Cao-wijziging ten gevolge van uitspraak Vaste Commissie inzake beëindigingsvergoedingen Flexposities.

Artikel 6, vijfde lid CAO wordt aangevuld als volgt:

5. Beëindigingsvergoedingen Flexposities


Indien de werkgever de werknemer meedeelt (aanzegging), dat hij niet tot verlenging c.q. omzetting naar een arbeidsovereenkomst voor onbepaalde tijd wenst over te gaan,
én
tevens de totale som van de duur van de opeenvolgende arbeidsovereenkomsten meer dan achttien maanden bedraagt, ontvangt de werknemer een premie bij beëindiging van het dienstverband volgens onderstaande staffel:

Staffel:
Looptijd in maanden: vergoeding in maandsalaris:
>18 1
=24 1,5
=30 2
=36 2,5
=42 3
=48 3,5
=54 4
=60 4,5

De vergoeding is naar rato verschuldigd, indien en voor zover een lopende arbeidsovereenkomst voor bepaalde tijd voor minder dan de overeengekomen wekelijkse arbeidsduur wordt verlengd voor bepaalde tijd of wordt omgezet in een arbeidsovereenkomst voor onbepaalde tijd.
Arbeidsovereenkomsten die elkaar opvolgen met onderbrekingen korter dan drie maanden gelden als opeenvolgend met dien verstande dat deze onderbrekingen niet meetellen bij het bepalen van de totale som van de duur van de feitelijke arbeidsovereenkomsten.

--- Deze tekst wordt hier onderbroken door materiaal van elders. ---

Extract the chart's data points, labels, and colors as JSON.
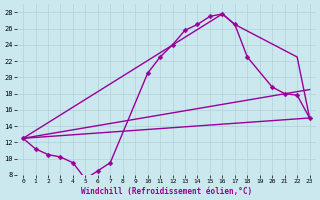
{
  "xlabel": "Windchill (Refroidissement éolien,°C)",
  "xlim": [
    -0.5,
    23.5
  ],
  "ylim": [
    8,
    29
  ],
  "xticks": [
    0,
    1,
    2,
    3,
    4,
    5,
    6,
    7,
    8,
    9,
    10,
    11,
    12,
    13,
    14,
    15,
    16,
    17,
    18,
    19,
    20,
    21,
    22,
    23
  ],
  "yticks": [
    8,
    10,
    12,
    14,
    16,
    18,
    20,
    22,
    24,
    26,
    28
  ],
  "bg_color": "#cce8ef",
  "grid_color": "#b0d0d8",
  "line_color": "#990099",
  "line_width": 1.0,
  "markersize": 2.5,
  "line1_marked": {
    "x": [
      0,
      1,
      2,
      3,
      4,
      5,
      6,
      7,
      10,
      11,
      12,
      13,
      14,
      15,
      16,
      17,
      18,
      20,
      21,
      22,
      23
    ],
    "y": [
      12.5,
      11.2,
      10.5,
      10.2,
      9.5,
      7.5,
      8.5,
      9.5,
      20.5,
      22.5,
      24.0,
      25.8,
      26.5,
      27.5,
      27.8,
      26.5,
      22.5,
      18.8,
      18.0,
      17.8,
      15.0
    ]
  },
  "line2_upper": {
    "x": [
      0,
      16,
      17,
      22,
      23
    ],
    "y": [
      12.5,
      27.8,
      26.5,
      22.5,
      15.0
    ]
  },
  "line3_mid": {
    "x": [
      0,
      23
    ],
    "y": [
      12.5,
      18.5
    ]
  },
  "line4_low": {
    "x": [
      0,
      23
    ],
    "y": [
      12.5,
      15.0
    ]
  }
}
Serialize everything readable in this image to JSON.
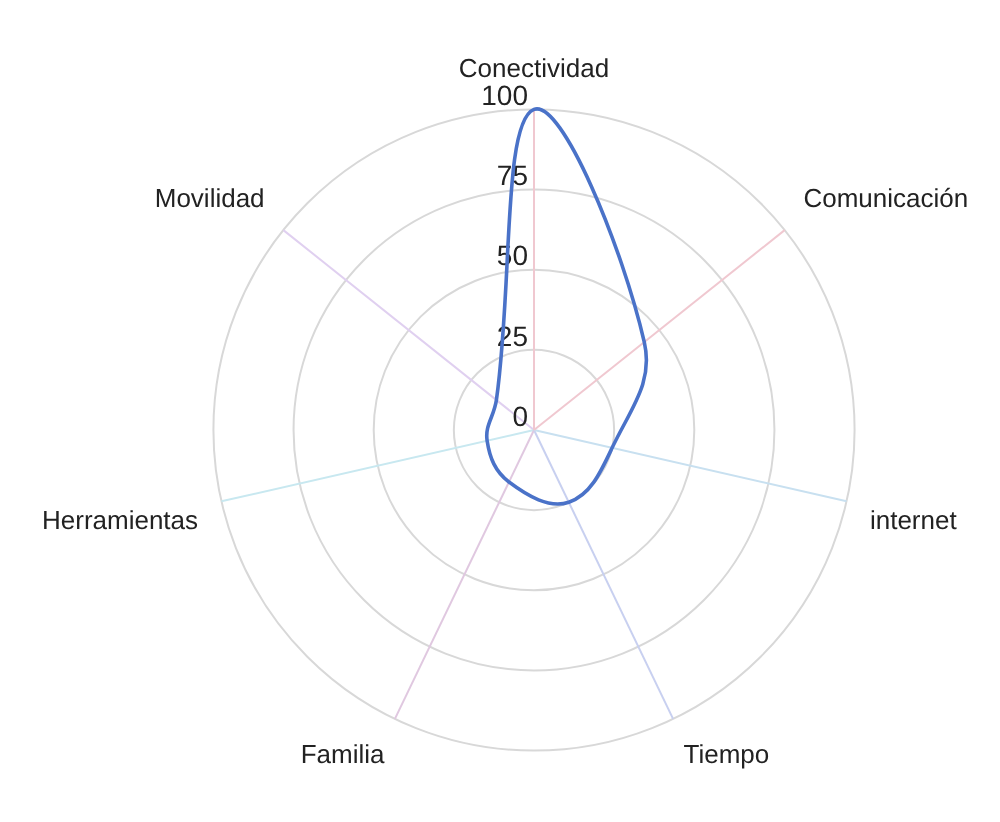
{
  "chart_data": {
    "type": "radar",
    "categories": [
      "Conectividad",
      "Comunicación",
      "internet",
      "Tiempo",
      "Familia",
      "Herramientas",
      "Movilidad"
    ],
    "series": [
      {
        "color": "#4a72c8",
        "values": [
          100,
          44,
          25,
          25,
          18,
          15,
          15
        ]
      }
    ],
    "ylim": [
      0,
      100
    ],
    "yticks": [
      0,
      25,
      50,
      75,
      100
    ],
    "grid": true,
    "legend": false,
    "marker": "none",
    "line_style": "solid"
  }
}
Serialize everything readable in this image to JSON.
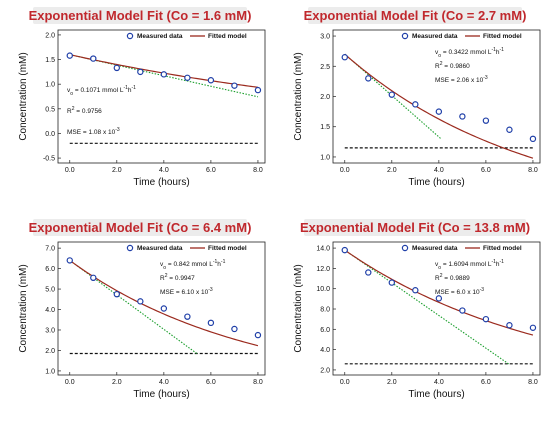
{
  "chart_data": [
    {
      "type": "scatter",
      "title": "Exponential Model Fit (Co = 1.6 mM)",
      "xlabel": "Time (hours)",
      "ylabel": "Concentration (mM)",
      "xlim": [
        -0.5,
        8.3
      ],
      "ylim": [
        -0.6,
        2.1
      ],
      "xticks": [
        "0.0",
        "2.0",
        "4.0",
        "6.0",
        "8.0"
      ],
      "xtick_values": [
        0,
        2,
        4,
        6,
        8
      ],
      "yticks": [
        "-0.5",
        "0.0",
        "0.5",
        "1.0",
        "1.5",
        "2.0"
      ],
      "ytick_values": [
        -0.5,
        0,
        0.5,
        1.0,
        1.5,
        2.0
      ],
      "legend": [
        "Measured data",
        "Fitted model"
      ],
      "measured_x": [
        0,
        1,
        2,
        3,
        4,
        5,
        6,
        7,
        8
      ],
      "measured_y": [
        1.58,
        1.52,
        1.33,
        1.25,
        1.2,
        1.13,
        1.08,
        0.97,
        0.88
      ],
      "fit_c0": 1.6,
      "fit_k": 0.0669,
      "fit_line_color": "#9b2a1e",
      "tangent_end_x": 8,
      "dashed_y": -0.2,
      "annotations": {
        "vo_prefix": "v",
        "vo_sub": "o",
        "vo_value": " = 0.1071 mmol L",
        "vo_exp1": "-1",
        "vo_mid": "h",
        "vo_exp2": "-1",
        "r2_prefix": "R",
        "r2_sup": "2",
        "r2_value": " = 0.9756",
        "mse_text": "MSE = 1.08 x 10",
        "mse_exp": "-3"
      }
    },
    {
      "type": "scatter",
      "title": "Exponential Model Fit (Co = 2.7 mM)",
      "xlabel": "Time (hours)",
      "ylabel": "Concentration (mM)",
      "xlim": [
        -0.5,
        8.3
      ],
      "ylim": [
        0.9,
        3.1
      ],
      "xticks": [
        "0.0",
        "2.0",
        "4.0",
        "6.0",
        "8.0"
      ],
      "xtick_values": [
        0,
        2,
        4,
        6,
        8
      ],
      "yticks": [
        "1.0",
        "1.5",
        "2.0",
        "2.5",
        "3.0"
      ],
      "ytick_values": [
        1.0,
        1.5,
        2.0,
        2.5,
        3.0
      ],
      "legend": [
        "Measured data",
        "Fitted model"
      ],
      "measured_x": [
        0,
        1,
        2,
        3,
        4,
        5,
        6,
        7,
        8
      ],
      "measured_y": [
        2.65,
        2.3,
        2.03,
        1.87,
        1.75,
        1.67,
        1.6,
        1.45,
        1.3
      ],
      "fit_c0": 2.7,
      "fit_k": 0.1267,
      "fit_line_color": "#9b2a1e",
      "tangent_end_x": 4.1,
      "dashed_y": 1.15,
      "annotations": {
        "vo_prefix": "v",
        "vo_sub": "o",
        "vo_value": " = 0.3422 mmol L",
        "vo_exp1": "-1",
        "vo_mid": "h",
        "vo_exp2": "-1",
        "r2_prefix": "R",
        "r2_sup": "2",
        "r2_value": " = 0.9860",
        "mse_text": "MSE = 2.06 x 10",
        "mse_exp": "-3"
      }
    },
    {
      "type": "scatter",
      "title": "Exponential Model Fit (Co = 6.4 mM)",
      "xlabel": "Time (hours)",
      "ylabel": "Concentration (mM)",
      "xlim": [
        -0.5,
        8.3
      ],
      "ylim": [
        0.8,
        7.3
      ],
      "xticks": [
        "0.0",
        "2.0",
        "4.0",
        "6.0",
        "8.0"
      ],
      "xtick_values": [
        0,
        2,
        4,
        6,
        8
      ],
      "yticks": [
        "1.0",
        "2.0",
        "3.0",
        "4.0",
        "5.0",
        "6.0",
        "7.0"
      ],
      "ytick_values": [
        1,
        2,
        3,
        4,
        5,
        6,
        7
      ],
      "legend": [
        "Measured data",
        "Fitted model"
      ],
      "measured_x": [
        0,
        1,
        2,
        3,
        4,
        5,
        6,
        7,
        8
      ],
      "measured_y": [
        6.4,
        5.55,
        4.75,
        4.4,
        4.05,
        3.65,
        3.35,
        3.05,
        2.75
      ],
      "fit_c0": 6.4,
      "fit_k": 0.1316,
      "fit_line_color": "#9b2a1e",
      "tangent_end_x": 5.4,
      "dashed_y": 1.85,
      "annotations": {
        "vo_prefix": "v",
        "vo_sub": "o",
        "vo_value": " = 0.842 mmol L",
        "vo_exp1": "-1",
        "vo_mid": "h",
        "vo_exp2": "-1",
        "r2_prefix": "R",
        "r2_sup": "2",
        "r2_value": " = 0.9947",
        "mse_text": "MSE = 6.10 x 10",
        "mse_exp": "-3"
      }
    },
    {
      "type": "scatter",
      "title": "Exponential Model Fit (Co = 13.8 mM)",
      "xlabel": "Time (hours)",
      "ylabel": "Concentration (mM)",
      "xlim": [
        -0.5,
        8.3
      ],
      "ylim": [
        1.5,
        14.6
      ],
      "xticks": [
        "0.0",
        "2.0",
        "4.0",
        "6.0",
        "8.0"
      ],
      "xtick_values": [
        0,
        2,
        4,
        6,
        8
      ],
      "yticks": [
        "2.0",
        "4.0",
        "6.0",
        "8.0",
        "10.0",
        "12.0",
        "14.0"
      ],
      "ytick_values": [
        2,
        4,
        6,
        8,
        10,
        12,
        14
      ],
      "legend": [
        "Measured data",
        "Fitted model"
      ],
      "measured_x": [
        0,
        1,
        2,
        3,
        4,
        5,
        6,
        7,
        8
      ],
      "measured_y": [
        13.8,
        11.6,
        10.6,
        9.85,
        9.05,
        7.85,
        7.0,
        6.4,
        6.15
      ],
      "fit_c0": 13.8,
      "fit_k": 0.1166,
      "fit_line_color": "#9b2a1e",
      "tangent_end_x": 7.0,
      "dashed_y": 2.6,
      "annotations": {
        "vo_prefix": "v",
        "vo_sub": "o",
        "vo_value": " = 1.6094 mmol L",
        "vo_exp1": "-1",
        "vo_mid": "h",
        "vo_exp2": "-1",
        "r2_prefix": "R",
        "r2_sup": "2",
        "r2_value": " = 0.9889",
        "mse_text": "MSE = 6.0 x 10",
        "mse_exp": "-3"
      }
    }
  ],
  "colors": {
    "title": "#c0282d",
    "marker_stroke": "#1f3fa8",
    "fit_line": "#9b2a1e",
    "tangent": "#1a9e2c",
    "baseline": "#111111"
  }
}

Cao-wijziging ten gevolge van uitspraak Vaste Commissie inzake combifunctie

Bijlage 1- Definities wordt aangevold met een nieuw sub s. luidende als volgt:

s.”Combifunctie” een combinatie van functies, welke door één persoon wordt verricht op functieniveaus, welke in zwaarte in het functieraster al dan niet verschillend zijn ingedeeld, waarbij de aard van de werkzaamheden in de verschillende functies op een bijna vanzelfsprekende manier in elkaars verlengde ligt. Dit kan zich voordoen als de werkzaamheden door elkaar heen of logistiek volgorderlijk verricht kunnen worden, vaak op éénzelfde werkplek, vaak onder éénzelfde leidinggevende, en het te bereiken resultaat veelal betrekking heeft op het totaal van de werkzaamheden.